A payment of 1.75c/L for 2017 supplies has been offered by Kerry Group to suppliers through Kerry Co-op in order to resolve a long-running issue.

It is hoped that this offer will put the ‘13th payment‘ issue – which has been ongoing since 2015 – to bed.

Under a milk supply contract signed by suppliers, Kerry committed to paying a leading milk price on a ‘like-for-like basis’. As a result of this, ’13th payments’ had to be issued in order to comply with the agreement.

However, a dispute arose in 2015 over the ’13th payment’ made to suppliers – because of this dispute, an arbitration case ensued.

In effort to resolve this dispute, a payment of 1.75c/L for 2017 supplies was offered to suppliers late last week, a spokesperson for Kerry Group confirmed.

This offer is currently being examined and discussed at farm level.
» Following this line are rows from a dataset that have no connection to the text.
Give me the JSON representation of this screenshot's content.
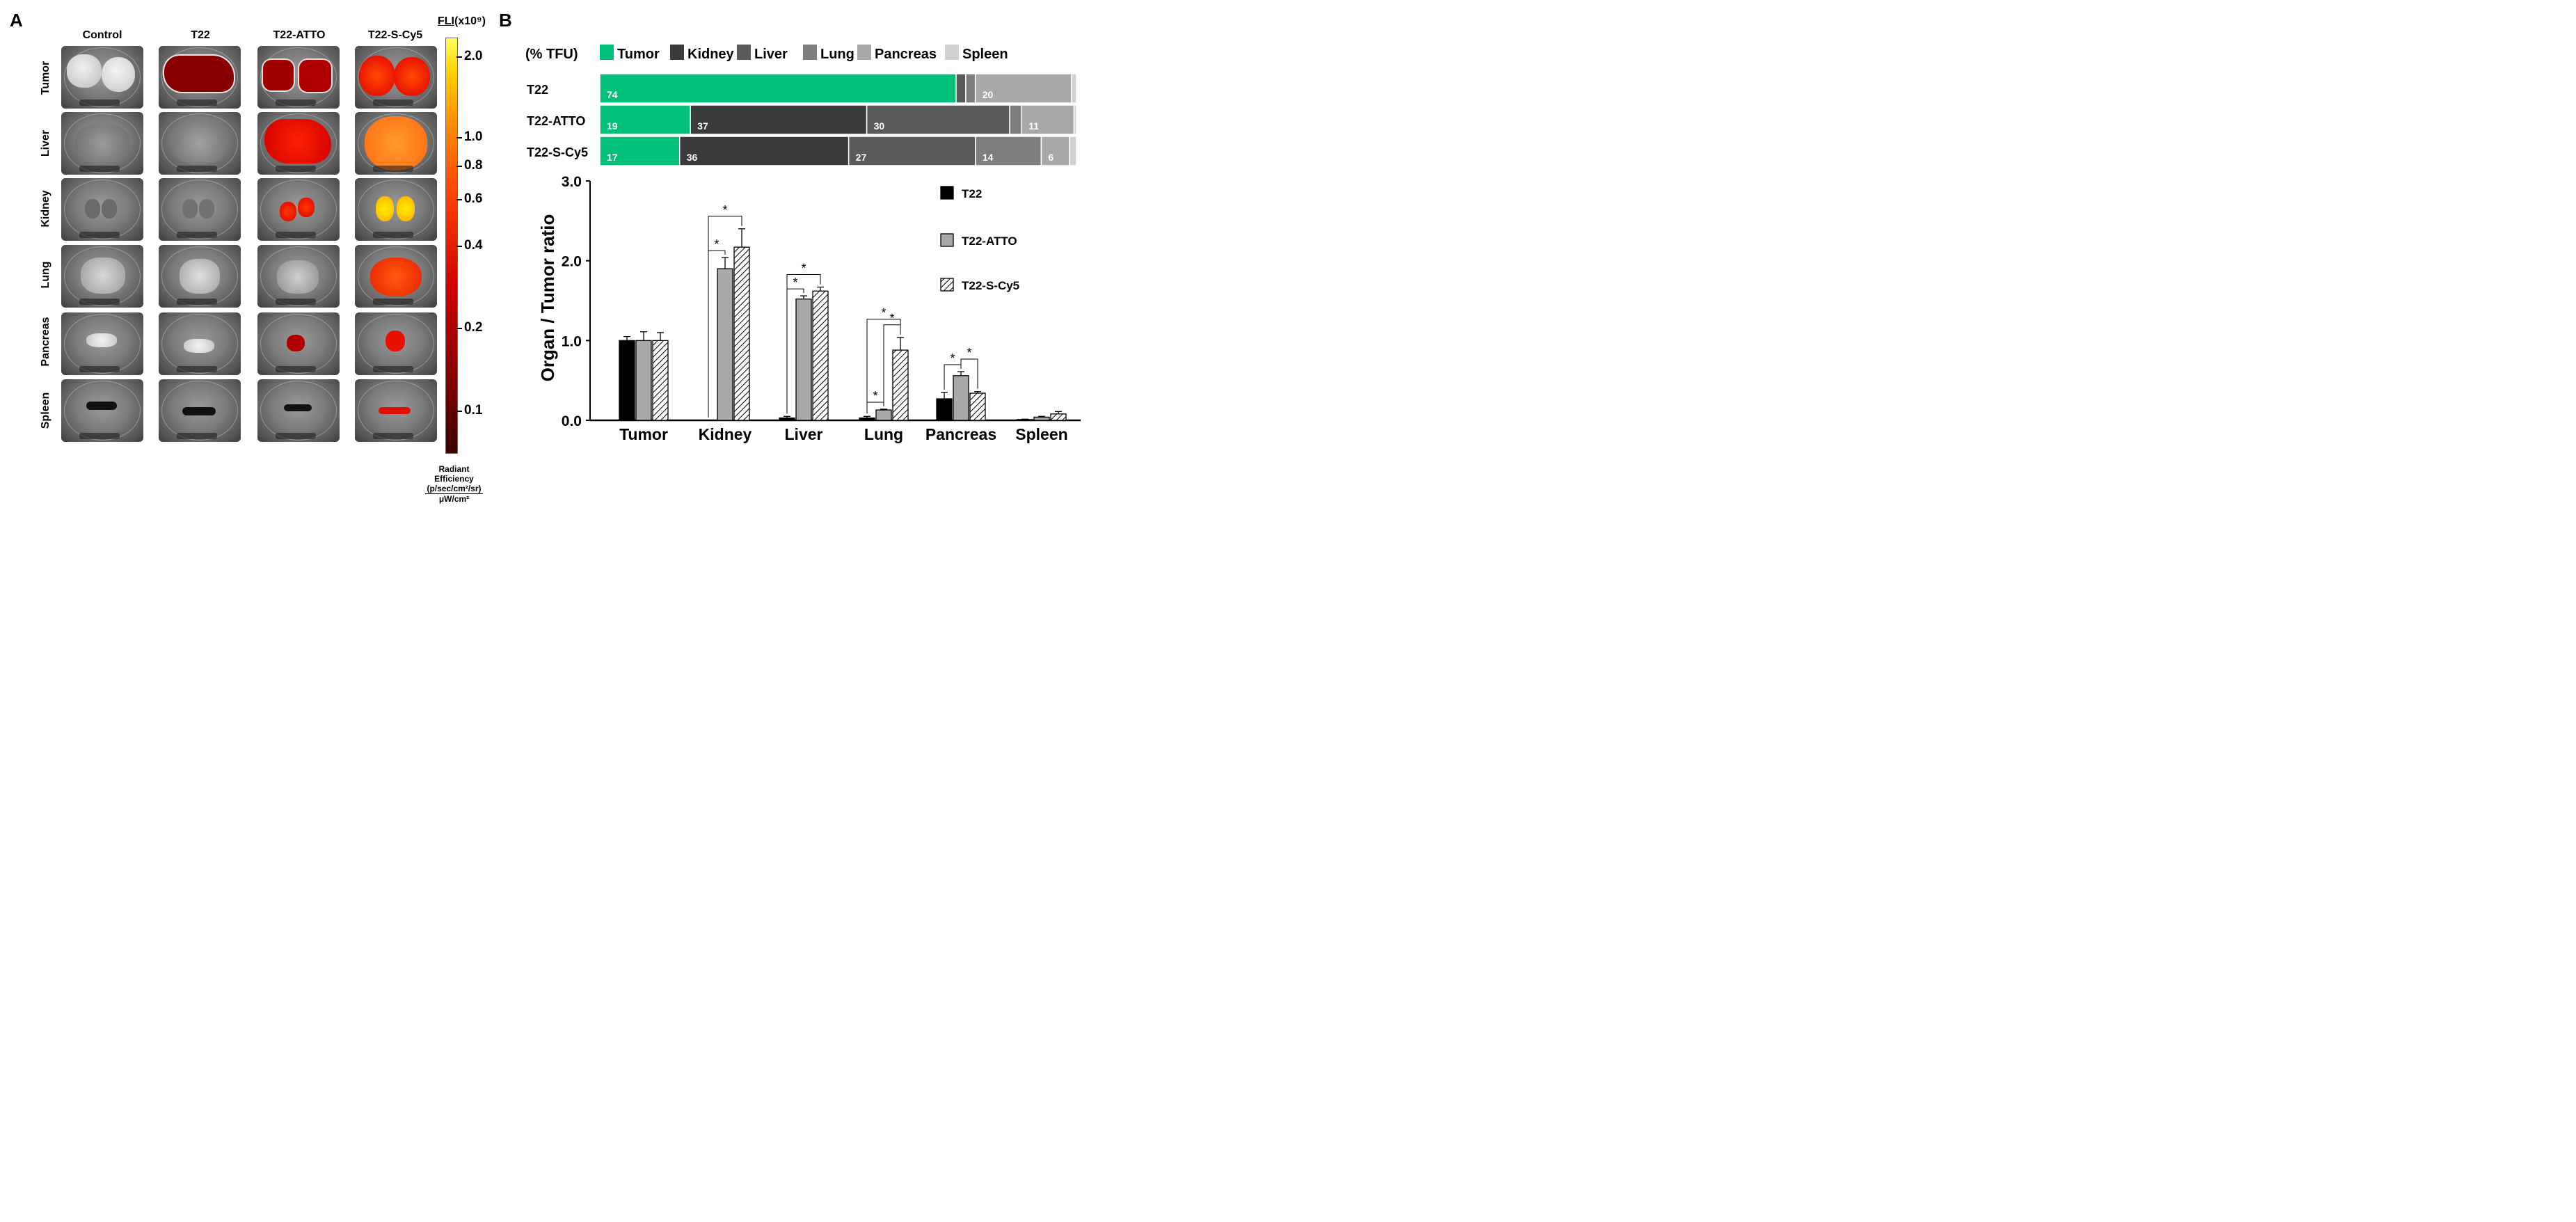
{
  "panel_a": {
    "letter": "A",
    "columns": [
      "Control",
      "T22",
      "T22-ATTO",
      "T22-S-Cy5"
    ],
    "rows": [
      "Tumor",
      "Liver",
      "Kidney",
      "Lung",
      "Pancreas",
      "Spleen"
    ],
    "colorbar": {
      "title": "FLI",
      "title_suffix": "(x10⁹)",
      "ticks": [
        "2.0",
        "1.0",
        "0.8",
        "0.6",
        "0.4",
        "0.2",
        "0.1"
      ],
      "unit_lines": [
        "Radiant",
        "Efficiency",
        "p/sec/cm²/sr",
        "μW/cm²"
      ]
    }
  },
  "panel_b": {
    "letter": "B",
    "colors": {
      "Tumor": "#00c07a",
      "Kidney": "#3a3a3a",
      "Liver": "#5a5a5a",
      "Lung": "#7e7e7e",
      "Pancreas": "#a8a8a8",
      "Spleen": "#d0d0d0"
    }
  },
  "chart_data": [
    {
      "type": "bar",
      "orientation": "horizontal-stacked",
      "legend_title": "(% TFU)",
      "categories": [
        "T22",
        "T22-ATTO",
        "T22-S-Cy5"
      ],
      "series": [
        {
          "name": "Tumor",
          "values": [
            74,
            19,
            17
          ],
          "labels": [
            "74",
            "19",
            "17"
          ]
        },
        {
          "name": "Kidney",
          "values": [
            0,
            37,
            36
          ],
          "labels": [
            "",
            "37",
            "36"
          ]
        },
        {
          "name": "Liver",
          "values": [
            2,
            30,
            27
          ],
          "labels": [
            "",
            "30",
            "27"
          ]
        },
        {
          "name": "Lung",
          "values": [
            2,
            2.5,
            14
          ],
          "labels": [
            "",
            "",
            "14"
          ]
        },
        {
          "name": "Pancreas",
          "values": [
            20,
            11,
            6
          ],
          "labels": [
            "20",
            "11",
            "6"
          ]
        },
        {
          "name": "Spleen",
          "values": [
            1,
            0.5,
            1.5
          ],
          "labels": [
            "",
            "",
            ""
          ]
        }
      ]
    },
    {
      "type": "bar",
      "ylabel": "Organ / Tumor ratio",
      "ylim": [
        0,
        3
      ],
      "yticks": [
        "0.0",
        "1.0",
        "2.0",
        "3.0"
      ],
      "categories": [
        "Tumor",
        "Kidney",
        "Liver",
        "Lung",
        "Pancreas",
        "Spleen"
      ],
      "series": [
        {
          "name": "T22",
          "style": "black",
          "values": [
            1.0,
            0.0,
            0.03,
            0.03,
            0.27,
            0.01
          ],
          "errors": [
            0.05,
            0,
            0.02,
            0.02,
            0.08,
            0.005
          ]
        },
        {
          "name": "T22-ATTO",
          "style": "gray",
          "values": [
            1.0,
            1.9,
            1.52,
            0.13,
            0.56,
            0.04
          ],
          "errors": [
            0.11,
            0.14,
            0.04,
            0.01,
            0.05,
            0.01
          ]
        },
        {
          "name": "T22-S-Cy5",
          "style": "hatched",
          "values": [
            1.0,
            2.17,
            1.62,
            0.88,
            0.34,
            0.08
          ],
          "errors": [
            0.1,
            0.23,
            0.05,
            0.16,
            0.02,
            0.03
          ]
        }
      ],
      "significance": [
        {
          "category": "Kidney",
          "from": "T22",
          "to": "T22-ATTO",
          "mark": "*"
        },
        {
          "category": "Kidney",
          "from": "T22",
          "to": "T22-S-Cy5",
          "mark": "*"
        },
        {
          "category": "Liver",
          "from": "T22",
          "to": "T22-ATTO",
          "mark": "*"
        },
        {
          "category": "Liver",
          "from": "T22",
          "to": "T22-S-Cy5",
          "mark": "*"
        },
        {
          "category": "Lung",
          "from": "T22",
          "to": "T22-ATTO",
          "mark": "*"
        },
        {
          "category": "Lung",
          "from": "T22-ATTO",
          "to": "T22-S-Cy5",
          "mark": "*"
        },
        {
          "category": "Lung",
          "from": "T22",
          "to": "T22-S-Cy5",
          "mark": "*"
        },
        {
          "category": "Pancreas",
          "from": "T22",
          "to": "T22-ATTO",
          "mark": "*"
        },
        {
          "category": "Pancreas",
          "from": "T22-ATTO",
          "to": "T22-S-Cy5",
          "mark": "*"
        }
      ]
    }
  ]
}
If an agreement is reached, the arbitration case will be required to be withdrawn.

Over the past few months, strong discussions have taken place in order to restore the good relations between Kerry Group and its suppliers, the spokesperson added.

A payment of 1.75c/L on 2017 deliveries of 1.2 billion litres from Kerry’s 3,200 suppliers would equate to a payment of €21 million.
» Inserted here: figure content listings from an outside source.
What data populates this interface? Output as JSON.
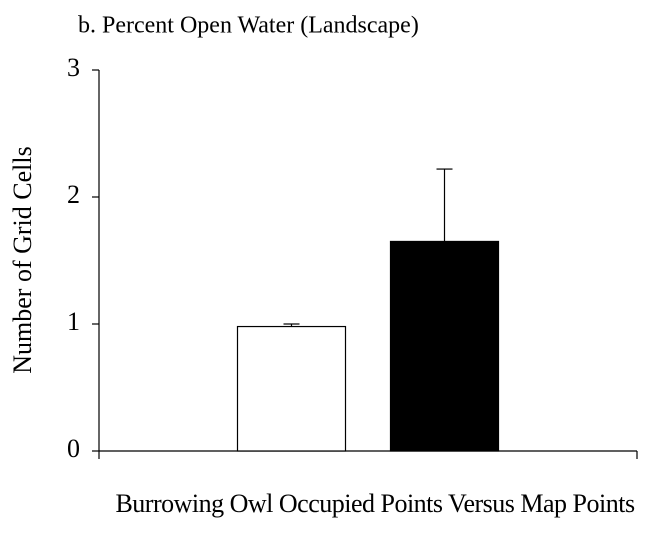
{
  "chart_data": {
    "type": "bar",
    "title": "b. Percent Open Water (Landscape)",
    "x_label": "Burrowing Owl Occupied Points Versus Map Points",
    "y_label": "Number of Grid Cells",
    "categories": [
      null,
      null
    ],
    "values": [
      0.98,
      1.65
    ],
    "errors": [
      0.02,
      0.57
    ],
    "colors": [
      "#ffffff",
      "#000000"
    ],
    "ylim": [
      0,
      3
    ],
    "yticks": [
      0,
      1,
      2,
      3
    ],
    "grid": false
  }
}
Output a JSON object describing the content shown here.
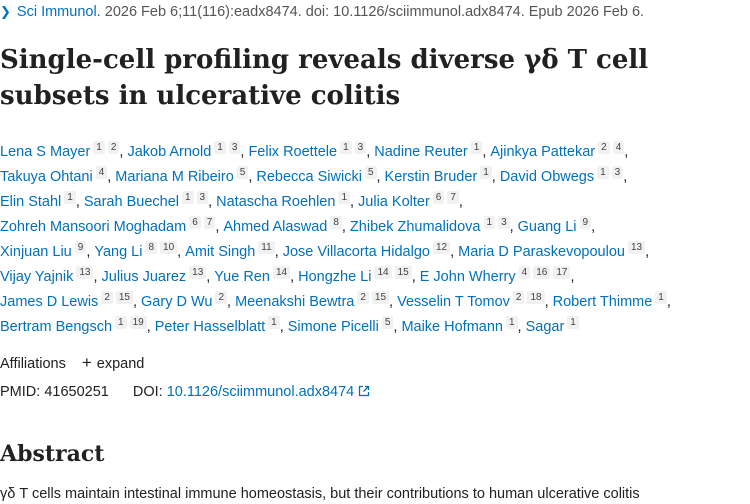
{
  "citation": {
    "journal": "Sci Immunol.",
    "details": "2026 Feb 6;11(116):eadx8474. doi: 10.1126/sciimmunol.adx8474. Epub 2026 Feb 6."
  },
  "title": "Single-cell profiling reveals diverse γδ T cell subsets in ulcerative colitis",
  "author_lines": [
    [
      {
        "name": "Lena S Mayer",
        "affil": [
          "1",
          "2"
        ]
      },
      {
        "name": "Jakob Arnold",
        "affil": [
          "1",
          "3"
        ]
      },
      {
        "name": "Felix Roettele",
        "affil": [
          "1",
          "3"
        ]
      },
      {
        "name": "Nadine Reuter",
        "affil": [
          "1"
        ]
      },
      {
        "name": "Ajinkya Pattekar",
        "affil": [
          "2",
          "4"
        ]
      }
    ],
    [
      {
        "name": "Takuya Ohtani",
        "affil": [
          "4"
        ]
      },
      {
        "name": "Mariana M Ribeiro",
        "affil": [
          "5"
        ]
      },
      {
        "name": "Rebecca Siwicki",
        "affil": [
          "5"
        ]
      },
      {
        "name": "Kerstin Bruder",
        "affil": [
          "1"
        ]
      },
      {
        "name": "David Obwegs",
        "affil": [
          "1",
          "3"
        ]
      }
    ],
    [
      {
        "name": "Elin Stahl",
        "affil": [
          "1"
        ]
      },
      {
        "name": "Sarah Buechel",
        "affil": [
          "1",
          "3"
        ]
      },
      {
        "name": "Natascha Roehlen",
        "affil": [
          "1"
        ]
      },
      {
        "name": "Julia Kolter",
        "affil": [
          "6",
          "7"
        ]
      }
    ],
    [
      {
        "name": "Zohreh Mansoori Moghadam",
        "affil": [
          "6",
          "7"
        ]
      },
      {
        "name": "Ahmed Alaswad",
        "affil": [
          "8"
        ]
      },
      {
        "name": "Zhibek Zhumalidova",
        "affil": [
          "1",
          "3"
        ]
      },
      {
        "name": "Guang Li",
        "affil": [
          "9"
        ]
      }
    ],
    [
      {
        "name": "Xinjuan Liu",
        "affil": [
          "9"
        ]
      },
      {
        "name": "Yang Li",
        "affil": [
          "8",
          "10"
        ]
      },
      {
        "name": "Amit Singh",
        "affil": [
          "11"
        ]
      },
      {
        "name": "Jose Villacorta Hidalgo",
        "affil": [
          "12"
        ]
      },
      {
        "name": "Maria D Paraskevopoulou",
        "affil": [
          "13"
        ]
      }
    ],
    [
      {
        "name": "Vijay Yajnik",
        "affil": [
          "13"
        ]
      },
      {
        "name": "Julius Juarez",
        "affil": [
          "13"
        ]
      },
      {
        "name": "Yue Ren",
        "affil": [
          "14"
        ]
      },
      {
        "name": "Hongzhe Li",
        "affil": [
          "14",
          "15"
        ]
      },
      {
        "name": "E John Wherry",
        "affil": [
          "4",
          "16",
          "17"
        ]
      }
    ],
    [
      {
        "name": "James D Lewis",
        "affil": [
          "2",
          "15"
        ]
      },
      {
        "name": "Gary D Wu",
        "affil": [
          "2"
        ]
      },
      {
        "name": "Meenakshi Bewtra",
        "affil": [
          "2",
          "15"
        ]
      },
      {
        "name": "Vesselin T Tomov",
        "affil": [
          "2",
          "18"
        ]
      },
      {
        "name": "Robert Thimme",
        "affil": [
          "1"
        ]
      }
    ],
    [
      {
        "name": "Bertram Bengsch",
        "affil": [
          "1",
          "19"
        ]
      },
      {
        "name": "Peter Hasselblatt",
        "affil": [
          "1"
        ]
      },
      {
        "name": "Simone Picelli",
        "affil": [
          "5"
        ]
      },
      {
        "name": "Maike Hofmann",
        "affil": [
          "1"
        ]
      },
      {
        "name": "Sagar",
        "affil": [
          "1"
        ]
      }
    ]
  ],
  "affiliations": {
    "label": "Affiliations",
    "expand_label": "expand"
  },
  "ids": {
    "pmid_label": "PMID:",
    "pmid": "41650251",
    "doi_label": "DOI:",
    "doi": "10.1126/sciimmunol.adx8474"
  },
  "abstract": {
    "heading": "Abstract",
    "text": "γδ T cells maintain intestinal immune homeostasis, but their contributions to human ulcerative colitis"
  },
  "colors": {
    "link": "#0071bc",
    "text": "#212121"
  }
}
Kerry Group is hopeful that the issue can be resolved and that the offer will be accepted as soon as possible. Plans would be put in motion to issue this 1.75c/L payment once an agreement has been reached between Kerry Group and the suppliers.

Earlier this morning, Kerry decided to hold its milk price for the second consecutive month. Its suppliers will receive a base price of 36c/L including VAT for October milk.

Kerry suppliers were made aware of the decision recently. Last month’s announcement that the processor would hold its milk price for September supplies brought to an end four months of consecutive increases.

Agreement reached in pay dispute

Earlier this month, it was also confirmed that an agreement had been reached over a pay dispute between Kerry Group and 290 workers at its Listowel plant.

The dispute was settled on Friday, November 3, after workers and management came to an agreement – following a series of 24-hour strikes since the end of September.

On September 26, approximately 290 workers took part in the first 24-hour work stoppage at the dairy processing plant.

The workers – who were represented by SIPTU – were originally demanding a total pay increase of 14% over the next four years, or 3.5% per annum.

After the case was looked into by the Workplace Relations Commission (WRC) and the Labour Court, it was recommended that workers receive an annual 2.5% pay hike over the next four years. This would equate to a jump in pay of 10%.

Kerry Group accepted this recommendation, but it was rejected by the workers.

Following discussions between management and workers, it is understood that an agreement was reached in relation to: pay up until mid-2020; the implementation of SAP IT technology; as well as operational procedures on-site.